The darkness is back, discovers Emma Clegg. But it’s all good because light and bright just can’t give you a brooding atmosphere in the same way as a resonant, rich interior can, and the palette therein is extensive…

If you lived in the Dark Ages, a sombre interior with wood panelling, practical furniture and stone slabs (if you were lucky) for the floor was probably your go-to. Rural peasants formed 90% of the population back then and they lived life on the edge – working the land, with a limited diet and meagre comforts – so they dwelled in dark interiors with small windows and a pervading smell of candlewax. The Gothic style in the 12th century also wallowed in darkness, a more conscious design decision, with the heavy use of ornate decorations and deep rich colours, but even then there was an emphasis on vertical elements and natural light.

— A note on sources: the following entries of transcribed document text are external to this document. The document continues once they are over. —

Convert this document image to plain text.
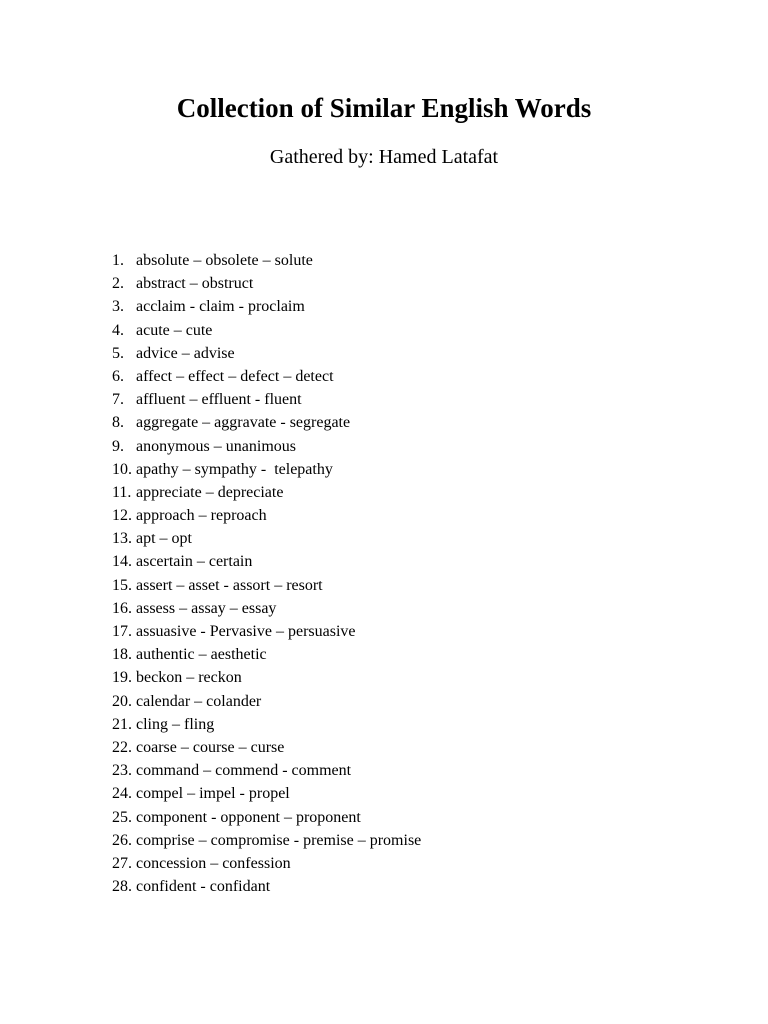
Collection of Similar English Words

Gathered by: Hamed Latafat

1. absolute – obsolete – solute
2. abstract – obstruct
3. acclaim - claim - proclaim
4. acute – cute
5. advice – advise
6. affect – effect – defect – detect
7. affluent – effluent - fluent
8. aggregate – aggravate - segregate
9. anonymous – unanimous
10. apathy – sympathy -  telepathy
11. appreciate – depreciate
12. approach – reproach
13. apt – opt
14. ascertain – certain
15. assert – asset - assort – resort
16. assess – assay – essay
17. assuasive - Pervasive – persuasive
18. authentic – aesthetic
19. beckon – reckon
20. calendar – colander
21. cling – fling
22. coarse – course – curse
23. command – commend - comment
24. compel – impel - propel
25. component - opponent – proponent
26. comprise – compromise - premise – promise
27. concession – confession
28. confident - confidant
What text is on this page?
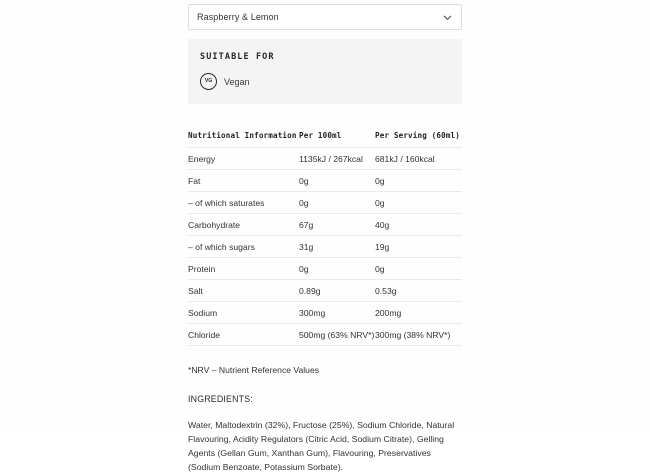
Raspberry & Lemon
SUITABLE FOR
VG	Vegan
Nutritional Information	Per 100ml	Per Serving (60ml)
Energy	1135kJ / 267kcal	681kJ / 160kcal
Fat	0g	0g
– of which saturates	0g	0g
Carbohydrate	67g	40g
– of which sugars	31g	19g
Protein	0g	0g
Salt	0.89g	0.53g
Sodium	300mg	200mg
Chloride	500mg (63% NRV*)	300mg (38% NRV*)
*NRV – Nutrient Reference Values
INGREDIENTS:
Water, Maltodextrin (32%), Fructose (25%), Sodium Chloride, Natural Flavouring, Acidity Regulators (Citric Acid, Sodium Citrate), Gelling Agents (Gellan Gum, Xanthan Gum), Flavouring, Preservatives (Sodium Benzoate, Potassium Sorbate).
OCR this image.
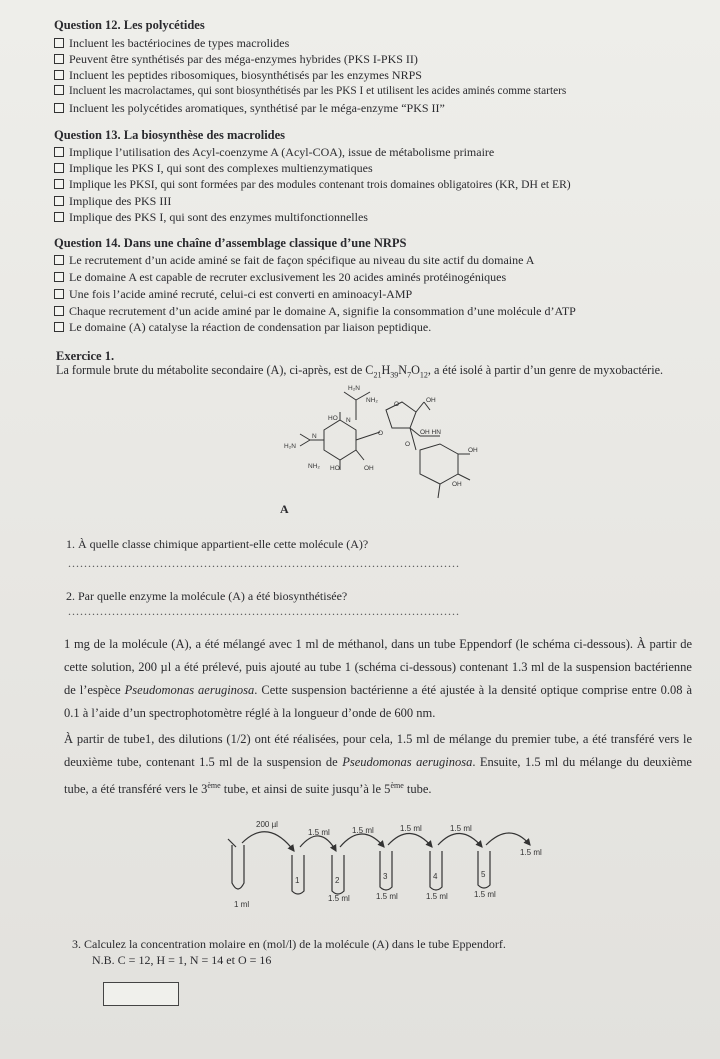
Question 12. Les polycétides
Incluent les bactériocines de types macrolides
Peuvent être synthétisés par des méga-enzymes hybrides (PKS I-PKS II)
Incluent les peptides ribosomiques, biosynthétisés par les enzymes NRPS
Incluent les macrolactames, qui sont biosynthétisés par les PKS I et utilisent les acides aminés comme starters
Incluent les polycétides aromatiques, synthétisé par le méga-enzyme “PKS II”
Question 13. La biosynthèse des macrolides
Implique l’utilisation des Acyl-coenzyme A (Acyl-COA), issue de métabolisme primaire
Implique les PKS I, qui sont des complexes multienzymatiques
Implique les PKSI, qui sont formées par des modules contenant trois domaines obligatoires (KR, DH et ER)
Implique des PKS III
Implique des PKS I, qui sont des enzymes multifonctionnelles
Question 14. Dans une chaîne d’assemblage classique d’une NRPS
Le recrutement d’un acide aminé se fait de façon spécifique au niveau du site actif du domaine A
Le domaine A est capable de recruter exclusivement les 20 acides aminés protéinogéniques
Une fois l’acide aminé recruté, celui-ci est converti en aminoacyl-AMP
Chaque recrutement d’un acide aminé par le domaine A, signifie la consommation d’une molécule d’ATP
Le domaine (A) catalyse la réaction de condensation par liaison peptidique.
Exercice 1.
La formule brute du métabolite secondaire (A), ci-après, est de $C_{21}H_{39}N_7O_{12}$, a été isolé à partir d’un genre de myxobactérie.
H₂N
NH₂
HO N
H₂N
N
NH₂ HO	OH
O
O
OH HN
O
OH
OH
OH
A
1. À quelle classe chimique appartient-elle cette molécule (A)?
..................................................................................................
2. Par quelle enzyme la molécule (A) a été biosynthétisée?
..................................................................................................
1 mg de la molécule (A), a été mélangé avec 1 ml de méthanol, dans un tube Eppendorf (le schéma ci-dessous). À partir de cette solution, 200 µl a été prélevé, puis ajouté au tube 1 (schéma ci-dessous) contenant 1.3 ml de la suspension bactérienne de l’espèce Pseudomonas aeruginosa. Cette suspension bactérienne a été ajustée à la densité optique comprise entre 0.08 à 0.1 à l’aide d’un spectrophotomètre réglé à la longueur d’onde de 600 nm.
À partir de tube1, des dilutions (1/2) ont été réalisées, pour cela, 1.5 ml de mélange du premier tube, a été transféré vers le deuxième tube, contenant 1.5 ml de la suspension de Pseudomonas aeruginosa. Ensuite, 1.5 ml du mélange du deuxième tube, a été transféré vers le 3ème tube, et ainsi de suite jusqu’à le 5ème tube.
200 µl
1.5 ml	1.5 ml	1.5 ml	1.5 ml
1.5 ml
1	2	3	4	5
1 ml
1.5 ml	1.5 ml	1.5 ml	1.5 ml
3. Calculez la concentration molaire en (mol/l) de la molécule (A) dans le tube Eppendorf.
N.B. C = 12, H = 1, N = 14 et O = 16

Then colour hit and – apart from a few brief monochrome blips starting with 1920s Art Deco – it’s mostly been the star of the interior design show since. The 18th-century interior certainly became obsessed with ventilation, light and air circulation, and the preference for whitewashed walls and lighter colours embedded their roots in the interior psyche. The Victorian interior became darker and cluttered, but now we’ve purged, revamped and reinvented these ubiquitous period homes with stripped boards, airy extensions, sliding glass doors and Velux windows.

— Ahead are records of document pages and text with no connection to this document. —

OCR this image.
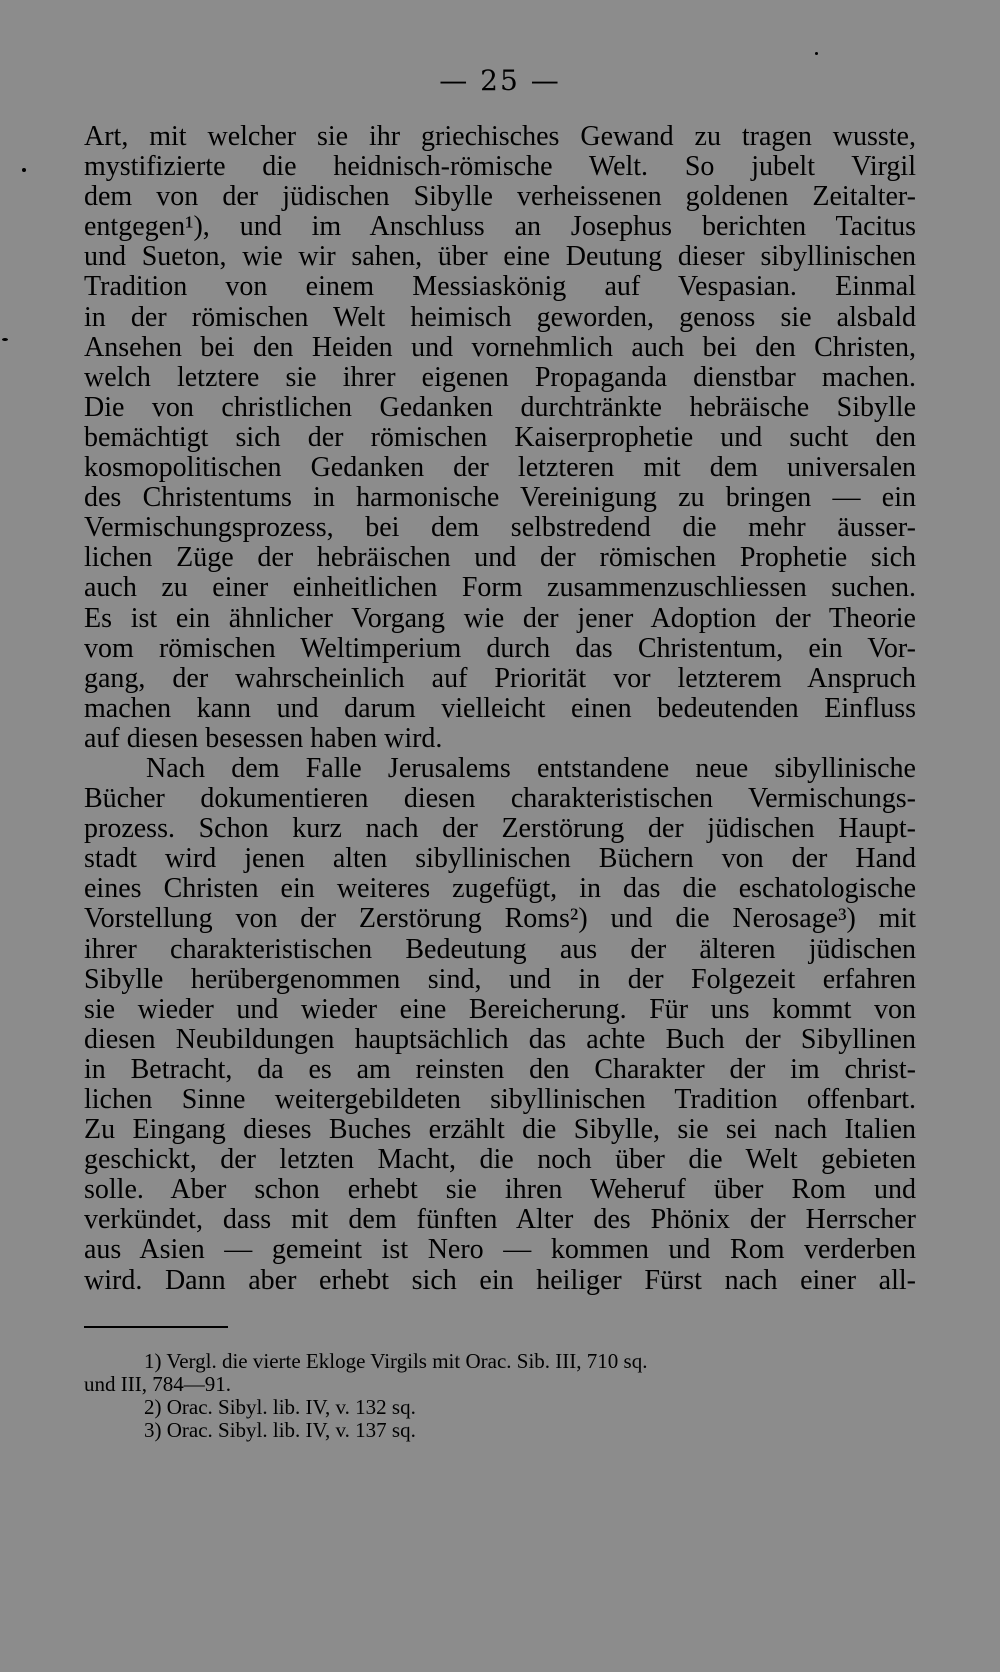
— 25 —
Art, mit welcher sie ihr griechisches Gewand zu tragen wusste,
mystifizierte die heidnisch-römische Welt. So jubelt Virgil
dem von der jüdischen Sibylle verheissenen goldenen Zeitalter-
entgegen¹), und im Anschluss an Josephus berichten Tacitus
und Sueton, wie wir sahen, über eine Deutung dieser sibyllinischen
Tradition von einem Messiaskönig auf Vespasian. Einmal
in der römischen Welt heimisch geworden, genoss sie alsbald
Ansehen bei den Heiden und vornehmlich auch bei den Christen,
welch letztere sie ihrer eigenen Propaganda dienstbar machen.
Die von christlichen Gedanken durchtränkte hebräische Sibylle
bemächtigt sich der römischen Kaiserprophetie und sucht den
kosmopolitischen Gedanken der letzteren mit dem universalen
des Christentums in harmonische Vereinigung zu bringen — ein
Vermischungsprozess, bei dem selbstredend die mehr äusser-
lichen Züge der hebräischen und der römischen Prophetie sich
auch zu einer einheitlichen Form zusammenzuschliessen suchen.
Es ist ein ähnlicher Vorgang wie der jener Adoption der Theorie
vom römischen Weltimperium durch das Christentum, ein Vor-
gang, der wahrscheinlich auf Priorität vor letzterem Anspruch
machen kann und darum vielleicht einen bedeutenden Einfluss
auf diesen besessen haben wird.
Nach dem Falle Jerusalems entstandene neue sibyllinische
Bücher dokumentieren diesen charakteristischen Vermischungs-
prozess. Schon kurz nach der Zerstörung der jüdischen Haupt-
stadt wird jenen alten sibyllinischen Büchern von der Hand
eines Christen ein weiteres zugefügt, in das die eschatologische
Vorstellung von der Zerstörung Roms²) und die Nerosage³) mit
ihrer charakteristischen Bedeutung aus der älteren jüdischen
Sibylle herübergenommen sind, und in der Folgezeit erfahren
sie wieder und wieder eine Bereicherung. Für uns kommt von
diesen Neubildungen hauptsächlich das achte Buch der Sibyllinen
in Betracht, da es am reinsten den Charakter der im christ-
lichen Sinne weitergebildeten sibyllinischen Tradition offenbart.
Zu Eingang dieses Buches erzählt die Sibylle, sie sei nach Italien
geschickt, der letzten Macht, die noch über die Welt gebieten
solle. Aber schon erhebt sie ihren Weheruf über Rom und
verkündet, dass mit dem fünften Alter des Phönix der Herrscher
aus Asien — gemeint ist Nero — kommen und Rom verderben
wird. Dann aber erhebt sich ein heiliger Fürst nach einer all-
1) Vergl. die vierte Ekloge Virgils mit Orac. Sib. III, 710 sq.
und III, 784—91.
2) Orac. Sibyl. lib. IV, v. 132 sq.
3) Orac. Sibyl. lib. IV, v. 137 sq.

Now of course our interiors fulfil our practical needs on every level, and they are also a personal and conscious choice – they embody our sense of self and we can flip with nonchalance from minimalism with clean lines and neutral tones to eclectic interiors in vibrant colours at the roll-out of a new paint shade or a pair of organic hemp curtains.

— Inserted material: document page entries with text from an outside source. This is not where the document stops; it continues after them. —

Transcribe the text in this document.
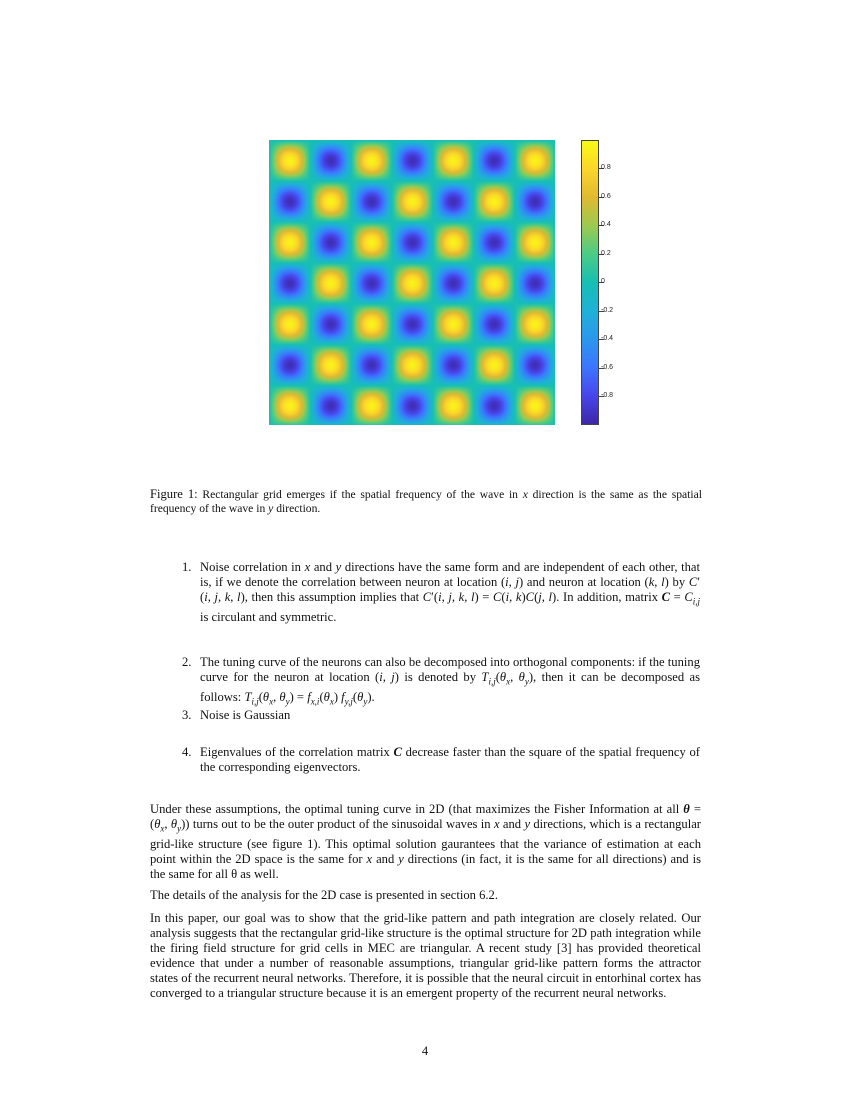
0.8
0.6
0.4
0.2
0
-0.2
-0.4
-0.6
-0.8
Figure 1: Rectangular grid emerges if the spatial frequency of the wave in x direction is the same as the spatial frequency of the wave in y direction.
1. Noise correlation in x and y directions have the same form and are independent of each other, that is, if we denote the correlation between neuron at location (i, j) and neuron at location (k, l) by C′(i, j, k, l), then this assumption implies that C′(i, j, k, l) = C(i, k)C(j, l). In addition, matrix $C = C_{i,j}$ is circulant and symmetric.
2. The tuning curve of the neurons can also be decomposed into orthogonal components: if the tuning curve for the neuron at location (i, j) is denoted by $T_{i,j}(\theta_x$, $\theta_y$), then it can be decomposed as follows: $T_{i,j}(\theta_x$, $\theta_y) = f_{x,i}(\theta_x)$ $f_{y,j}(\theta_y)$.
3. Noise is Gaussian
4. Eigenvalues of the correlation matrix C decrease faster than the square of the spatial frequency of the corresponding eigenvectors.

Under these assumptions, the optimal tuning curve in 2D (that maximizes the Fisher Information at all $\theta = (\theta_x$, $\theta_y$)) turns out to be the outer product of the sinusoidal waves in x and y directions, which is a rectangular grid-like structure (see figure 1). This optimal solution gaurantees that the variance of estimation at each point within the 2D space is the same for x and y directions (in fact, it is the same for all directions) and is the same for all θ as well.

The details of the analysis for the 2D case is presented in section 6.2.

In this paper, our goal was to show that the grid-like pattern and path integration are closely related. Our analysis suggests that the rectangular grid-like structure is the optimal structure for 2D path integration while the firing field structure for grid cells in MEC are triangular. A recent study [3] has provided theoretical evidence that under a number of reasonable assumptions, triangular grid-like pattern forms the attractor states of the recurrent neural networks. Therefore, it is possible that the neural circuit in entorhinal cortex has converged to a triangular structure because it is an emergent property of the recurrent neural networks.

4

So here’s another arrow in your interior design quiver because the brooding darkness is back. It’s time to steer ourselves away from lights and brights, or at least dabble in the dark side. The fashion for darks is perhaps a reflection of a more serious, inward-looking and protective national perspective. But let’s sweep over the psychology and revel in the dramatic impact.

Sometimes it just makes sense; a small dark space cannot be made into a bright, reflective interior if it has limited natural light, and a dark backdrop can make other colours more vibrant, give pictures more resonance and a room more depth.

We are conditioned to respect the natural characteristics of a room and primed to use a colour palette to enhance these – warm colours in north-facing rooms, bright reflective colours in south-facing rooms. Yet followers of the moody interior such as tastemaker and designer Abigail Ahern, known for her signature dark paint ranges, says that inky hues will give any space, wherever it’s located and in whatever direction it’s facing, an instant Hitchcockian atmosphere. “When you go dark, you suddenly create this vibe that almost exaggerates cosiness; you just want to hunker down and never want to leave”, she says.

The garden’s up for grabs, too, with a dark exterior wall the perfect foil for green foliage and floral colour or a statement metal chair or table.

Bring it on. Think of the bruised colours around black, but also earthy hues, inky blues, dusky shades, pepperpot greys, smudgey purples, brooding greens – there’s a world of colour within a dark palette.